Chuck Davies, PennDOT assistant district executive for design, said the information from the study is not urgently needed by the city but will be useful for future construction-project planning.

DVRPC ordinarily conducts several thousand traffic counts each year, according to Scott Brady, who oversees its travel-monitoring department.

The commission's traffic counters are "blanketing" the area around the bridge now and will do so again once construction starts, Brady said, to measure how the bridge closure affects the amount of traffic along other bridges and roads in the area.

In addition to gathering statistical data on the flow of traffic on and around the bridge, DVRPC will spend one day before the bridge closes distributing surveys to people traveling over it - both motorized and non-motorized travelers.

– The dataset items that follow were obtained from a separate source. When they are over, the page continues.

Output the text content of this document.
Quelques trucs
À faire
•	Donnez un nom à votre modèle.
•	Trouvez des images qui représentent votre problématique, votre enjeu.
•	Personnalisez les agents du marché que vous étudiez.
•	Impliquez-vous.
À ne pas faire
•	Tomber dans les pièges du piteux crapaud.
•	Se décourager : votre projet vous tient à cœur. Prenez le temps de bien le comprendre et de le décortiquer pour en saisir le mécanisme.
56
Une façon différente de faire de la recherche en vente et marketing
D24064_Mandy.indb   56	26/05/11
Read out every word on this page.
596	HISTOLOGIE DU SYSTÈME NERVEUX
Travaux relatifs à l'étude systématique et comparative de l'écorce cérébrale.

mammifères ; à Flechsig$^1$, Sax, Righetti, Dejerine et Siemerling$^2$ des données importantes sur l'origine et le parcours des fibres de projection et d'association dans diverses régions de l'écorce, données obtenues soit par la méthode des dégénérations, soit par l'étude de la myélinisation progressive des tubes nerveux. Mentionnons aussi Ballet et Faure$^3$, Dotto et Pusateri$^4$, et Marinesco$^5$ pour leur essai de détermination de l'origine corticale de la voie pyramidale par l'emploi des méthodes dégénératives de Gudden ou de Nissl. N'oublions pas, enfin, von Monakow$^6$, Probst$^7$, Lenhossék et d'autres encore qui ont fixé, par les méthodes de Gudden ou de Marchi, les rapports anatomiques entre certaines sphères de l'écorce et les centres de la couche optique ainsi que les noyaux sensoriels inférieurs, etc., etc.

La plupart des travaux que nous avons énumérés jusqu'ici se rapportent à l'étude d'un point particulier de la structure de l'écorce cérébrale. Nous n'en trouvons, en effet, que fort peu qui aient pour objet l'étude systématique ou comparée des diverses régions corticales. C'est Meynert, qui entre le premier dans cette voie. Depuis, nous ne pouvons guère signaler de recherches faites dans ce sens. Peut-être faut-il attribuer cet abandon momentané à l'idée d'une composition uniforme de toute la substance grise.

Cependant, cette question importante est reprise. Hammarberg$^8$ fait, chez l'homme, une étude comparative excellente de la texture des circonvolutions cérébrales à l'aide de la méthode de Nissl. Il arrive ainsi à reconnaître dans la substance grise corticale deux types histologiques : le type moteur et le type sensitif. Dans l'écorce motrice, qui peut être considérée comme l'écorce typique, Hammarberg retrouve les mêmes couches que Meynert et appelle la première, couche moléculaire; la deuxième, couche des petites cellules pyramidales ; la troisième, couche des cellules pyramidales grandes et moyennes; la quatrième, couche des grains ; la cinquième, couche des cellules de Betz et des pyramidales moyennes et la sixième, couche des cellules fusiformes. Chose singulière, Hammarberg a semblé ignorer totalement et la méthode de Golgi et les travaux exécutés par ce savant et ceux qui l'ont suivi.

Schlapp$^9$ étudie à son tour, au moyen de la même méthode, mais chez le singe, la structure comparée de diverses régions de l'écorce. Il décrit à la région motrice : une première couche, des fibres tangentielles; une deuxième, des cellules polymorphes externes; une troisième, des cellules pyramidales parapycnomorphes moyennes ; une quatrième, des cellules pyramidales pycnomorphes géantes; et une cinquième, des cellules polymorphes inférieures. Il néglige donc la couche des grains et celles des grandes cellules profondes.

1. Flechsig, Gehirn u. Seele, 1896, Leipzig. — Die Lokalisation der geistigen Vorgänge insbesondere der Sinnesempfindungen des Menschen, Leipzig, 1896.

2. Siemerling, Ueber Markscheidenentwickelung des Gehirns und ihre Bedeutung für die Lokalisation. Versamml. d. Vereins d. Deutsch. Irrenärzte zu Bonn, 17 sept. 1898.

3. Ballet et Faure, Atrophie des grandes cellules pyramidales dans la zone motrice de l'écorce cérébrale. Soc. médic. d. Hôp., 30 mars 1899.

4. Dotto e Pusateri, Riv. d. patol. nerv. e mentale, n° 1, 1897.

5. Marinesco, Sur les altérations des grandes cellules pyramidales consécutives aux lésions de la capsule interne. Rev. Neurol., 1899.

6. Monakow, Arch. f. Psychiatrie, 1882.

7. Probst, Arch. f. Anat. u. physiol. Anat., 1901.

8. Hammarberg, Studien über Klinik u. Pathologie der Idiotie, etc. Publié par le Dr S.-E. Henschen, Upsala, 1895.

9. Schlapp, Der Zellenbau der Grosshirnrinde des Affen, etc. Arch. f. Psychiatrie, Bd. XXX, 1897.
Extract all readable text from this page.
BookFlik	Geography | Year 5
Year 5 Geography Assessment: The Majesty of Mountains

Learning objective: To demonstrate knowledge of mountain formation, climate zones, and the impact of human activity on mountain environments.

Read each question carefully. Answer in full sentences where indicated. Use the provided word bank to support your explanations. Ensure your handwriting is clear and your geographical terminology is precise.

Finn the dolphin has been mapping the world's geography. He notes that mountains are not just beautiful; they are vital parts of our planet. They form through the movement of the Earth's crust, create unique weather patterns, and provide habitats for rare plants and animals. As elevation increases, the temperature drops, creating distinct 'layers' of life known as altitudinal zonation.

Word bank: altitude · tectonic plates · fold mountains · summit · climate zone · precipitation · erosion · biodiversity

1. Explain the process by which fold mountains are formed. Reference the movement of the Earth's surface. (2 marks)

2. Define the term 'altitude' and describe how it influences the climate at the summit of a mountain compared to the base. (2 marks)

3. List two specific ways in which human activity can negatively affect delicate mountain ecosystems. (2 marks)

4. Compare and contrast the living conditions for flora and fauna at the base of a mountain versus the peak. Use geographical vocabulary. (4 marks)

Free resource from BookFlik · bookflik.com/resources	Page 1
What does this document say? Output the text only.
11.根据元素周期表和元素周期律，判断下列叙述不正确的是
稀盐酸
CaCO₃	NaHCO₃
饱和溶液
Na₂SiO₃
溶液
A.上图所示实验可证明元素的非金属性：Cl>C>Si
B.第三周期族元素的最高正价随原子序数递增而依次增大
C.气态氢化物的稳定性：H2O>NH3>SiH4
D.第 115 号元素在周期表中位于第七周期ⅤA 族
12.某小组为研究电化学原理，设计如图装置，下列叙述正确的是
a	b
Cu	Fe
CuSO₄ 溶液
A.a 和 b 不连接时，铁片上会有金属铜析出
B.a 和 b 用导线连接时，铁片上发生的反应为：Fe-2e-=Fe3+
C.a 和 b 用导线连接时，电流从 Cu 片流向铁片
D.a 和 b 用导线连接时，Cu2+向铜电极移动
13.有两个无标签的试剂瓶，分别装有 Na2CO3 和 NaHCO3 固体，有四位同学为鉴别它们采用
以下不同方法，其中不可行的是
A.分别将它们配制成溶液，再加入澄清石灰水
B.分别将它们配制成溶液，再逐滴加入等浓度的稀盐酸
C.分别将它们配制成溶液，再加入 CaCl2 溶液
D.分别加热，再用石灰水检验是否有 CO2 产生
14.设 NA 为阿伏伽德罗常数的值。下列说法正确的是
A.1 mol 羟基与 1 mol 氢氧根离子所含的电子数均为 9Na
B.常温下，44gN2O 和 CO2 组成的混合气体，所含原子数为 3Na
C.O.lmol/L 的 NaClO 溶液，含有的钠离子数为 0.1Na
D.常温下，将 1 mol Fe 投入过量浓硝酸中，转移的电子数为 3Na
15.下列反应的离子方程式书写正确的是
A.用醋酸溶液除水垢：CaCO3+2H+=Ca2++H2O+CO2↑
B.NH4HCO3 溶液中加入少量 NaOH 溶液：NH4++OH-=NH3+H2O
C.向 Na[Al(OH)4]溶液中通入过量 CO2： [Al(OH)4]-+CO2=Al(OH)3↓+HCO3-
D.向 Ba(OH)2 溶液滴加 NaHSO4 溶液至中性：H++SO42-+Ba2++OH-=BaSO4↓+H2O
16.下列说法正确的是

The surveys will ask travelers where they are going and coming from, how they plan to reach their destinations and how they will reach those destinations when the bridge is closed.

Surveys will be handed out to motorists while they are stopped at red lights so as not to hold up traffic.

Brady said the survey will focus on how much extra traffic other routes will accumulate, and how Philadelphians' general travel and consumer habits will change as a result of the construction.

"Are people going to no longer make the trip? Are they going to make the trip but choose a different destination? If they were going to a CVS on Market Street will they choose a different CVS instead?" Brady asked, giving examples of possible survey questions.

He said the survey will be "as painless as possible" and hopes everybody who gets one completes it and mails it back to the DVRPC.

"When we have good data, we're more efficient at spending tax dollars," he said.